The House Armed Services Committee report on the Defense bill hit on worries about the president's insourcing initiative: "The committee is concerned that the Department of Defense's recent focus on efficiencies without a thorough business case analysis and risk assessment potentially undermines the department's ability to appropriately plan and budget for its total manpower requirements. The committee believes that the Department of Defense should aggressively undertake a more holistic approach to its requirements in order to achieve the appropriate balance in its total workforce, rather than managing simply to an arbitrary civilian authorization level."
The House bill would suspend the moratorium on A-76 competitions at Defense, pending a Pentagon report on their efficacy and a review by the Government Accountability Office. It would insource some inherently governmental functions and shift responsibility for such competitions from the Pentagon's acquisition division to its personnel and readiness staff. And the legislation contained an array of provisions under the rubric Total Force Management, some of which pleased and some that bothered contractor lobbyists.

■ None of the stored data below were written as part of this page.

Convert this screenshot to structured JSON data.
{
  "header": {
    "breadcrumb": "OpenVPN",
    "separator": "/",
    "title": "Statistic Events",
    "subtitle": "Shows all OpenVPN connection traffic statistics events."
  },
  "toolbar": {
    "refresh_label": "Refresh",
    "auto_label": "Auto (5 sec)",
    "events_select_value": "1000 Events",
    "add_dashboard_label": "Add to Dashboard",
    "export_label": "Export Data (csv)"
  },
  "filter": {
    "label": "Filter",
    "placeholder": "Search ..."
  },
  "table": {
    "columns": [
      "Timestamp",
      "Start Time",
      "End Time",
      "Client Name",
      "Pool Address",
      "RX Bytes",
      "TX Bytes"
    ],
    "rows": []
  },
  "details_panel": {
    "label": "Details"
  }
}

Hill sources stress that the bill is far from being a partisan defeat of insourcing. It is intended to get the contracting process "off the roller coaster ride between insourcing and outsourcing that occurs with each change of administration and into a framework of total force management that is requirements-based," says Michael Amato, minority staff communications director for the House Armed Services panel. Total Force Management is intended to provide government officials a toolbox for determining which services-ranging from lawn maintenance to helicopter repair-are best performed by military members, civilian feds or contractors. It is not, observers suggest, intended to achieve some arbitrary goal or savings.
Whether such a flexible approach will survive in the Democratic-controlled Senate is problematic, Burton admits. Consider legislation by Sen. Barbara Mikulski, D-Md., that is modestly titled the Correction of Long-Standing Errors in Agencies' Unsustainable Procurements, or the CLEAN UP Act. It would reinforce insourcing by "reforming the discredited OMB Circular A-76 privatization process by ensuring all costs of conducting studies are considered," the senator said when introducing the bill.
Burton is pleased, at least, that the Defense bill is "moving in the right direction" even though swings in the insourcing debate could continue for years. He contends that the Bush approach of stressing competition made agencies more efficient. "Eighty percent of the positions were won by feds," he says. "So you could argue the Bush policy was the real insourcing."